Buffett Knows Banking
We have come to know plain-spoken, long-term value investor Buffett as one to only buy companies he understands and believes in. Thus his large holdings of Wells Fargo (NYSE: WFC) and his $5 billion life-line for Goldman Sachs (NYSE: GS) during the credit crisis of 2008.
Buffett has probably been impressed with Moynihan's efforts to clean up the mess left him by Ken Lewis and the disastrous forced-purchase of Countrywide. The new leader has been aggressively selling underperforming assets and settling legal claims.
This month, the company announced it agreed to sell the bank's Canadian credit card business, with about $8.6 billion in loan balances, and plans to leave the U.K. and Irish card markets.
And since we all know that Buffett steps in only when a deal is both safe and sweet, all the speculation this week about BofA being massively undercapitalized comes into to question.
Henry Blodgett made headlines with his off-hand, rumor-spurring comment that the bank was short $200 billion. I saw an interview where he explained he was just making up rough estimates based on a hypothetical question like, "What if 10% of BAC's $2 trillion balance sheet is questionable?"
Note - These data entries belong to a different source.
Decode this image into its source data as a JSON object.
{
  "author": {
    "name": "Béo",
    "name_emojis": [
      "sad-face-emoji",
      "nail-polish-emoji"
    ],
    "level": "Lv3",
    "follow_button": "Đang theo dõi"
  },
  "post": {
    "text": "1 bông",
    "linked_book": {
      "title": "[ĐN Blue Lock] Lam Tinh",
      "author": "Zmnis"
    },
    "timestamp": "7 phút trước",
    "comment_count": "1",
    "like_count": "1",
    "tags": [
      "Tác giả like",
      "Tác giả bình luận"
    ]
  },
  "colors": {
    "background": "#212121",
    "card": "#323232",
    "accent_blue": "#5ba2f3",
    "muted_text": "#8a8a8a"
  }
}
The real gold in the deal might be what smart insiders smile and assume: Buffett knows that the financial powers-that-be in the US (The Fed and the Treasury) will not allow BAC to go under. They are beyond too-big-to-fail. Buffett has the best put ever on this deal.
Countrywide: Aptly Named, And Not in a Good Way
Besides BAC's troubles with this gigantic loan portfolio of subprime slime, the Countrywide lending practices of the last decade were to some significant degree responsible for the entire housing/banking meltdown in 2007-08.
If this is obvious, read on. If you are saying, "How do you know?" read on as well.
In 2009, I had the good fortune to meet and speak with a Midwest Federal Reserve board member. He explained to me that what Countrywide did in areas like Minnesota was pursue home loans so aggressively that they squeezed out all competition. This allowed them to not only get the "okay" loans but to essentially swallow up entire counties with mortgage qualifications based on standards like respiration and/or the ability to walk.
This in turn forced the regional and small-town banks to take on even more aggressive lending deals, like the fourth motel at a highway interchange. You can see how this snowballed and made subprime "country-wide" in no time.
Confidence is Golden
This deal for Buffett is probably also a legitimate and forceful way for him to bring calm to skittish markets. He has some risk of course. But these are the kinds of calculated bets you make when you manage his kind of money, in his kind of "long-term."
Speaking of confidence that investors have in leaders, how badly did you think Apple (Nasdaq: AAPL) would tank today on the resignation of its chief magician? His visionary leadership is one of those intangibles that is hard to put a price on.
So while Jobs is probably worth several times his weight in gold to many investors, I picture him saying, "If you think I'm the Messiah, then you must also believe that I am wise and all-powerful enough to have put things in place to run this magic show beyond my day-to-day involvement."
I am a buyer of Apple on any Jobs-related dip. Some day in the not-too-distant future I may have the same choice with Berkshire Hathaway "B" shares (NYSE: BRK.B). But that's another story altogether. I don't know how you replace Buffett's intuitive market magic.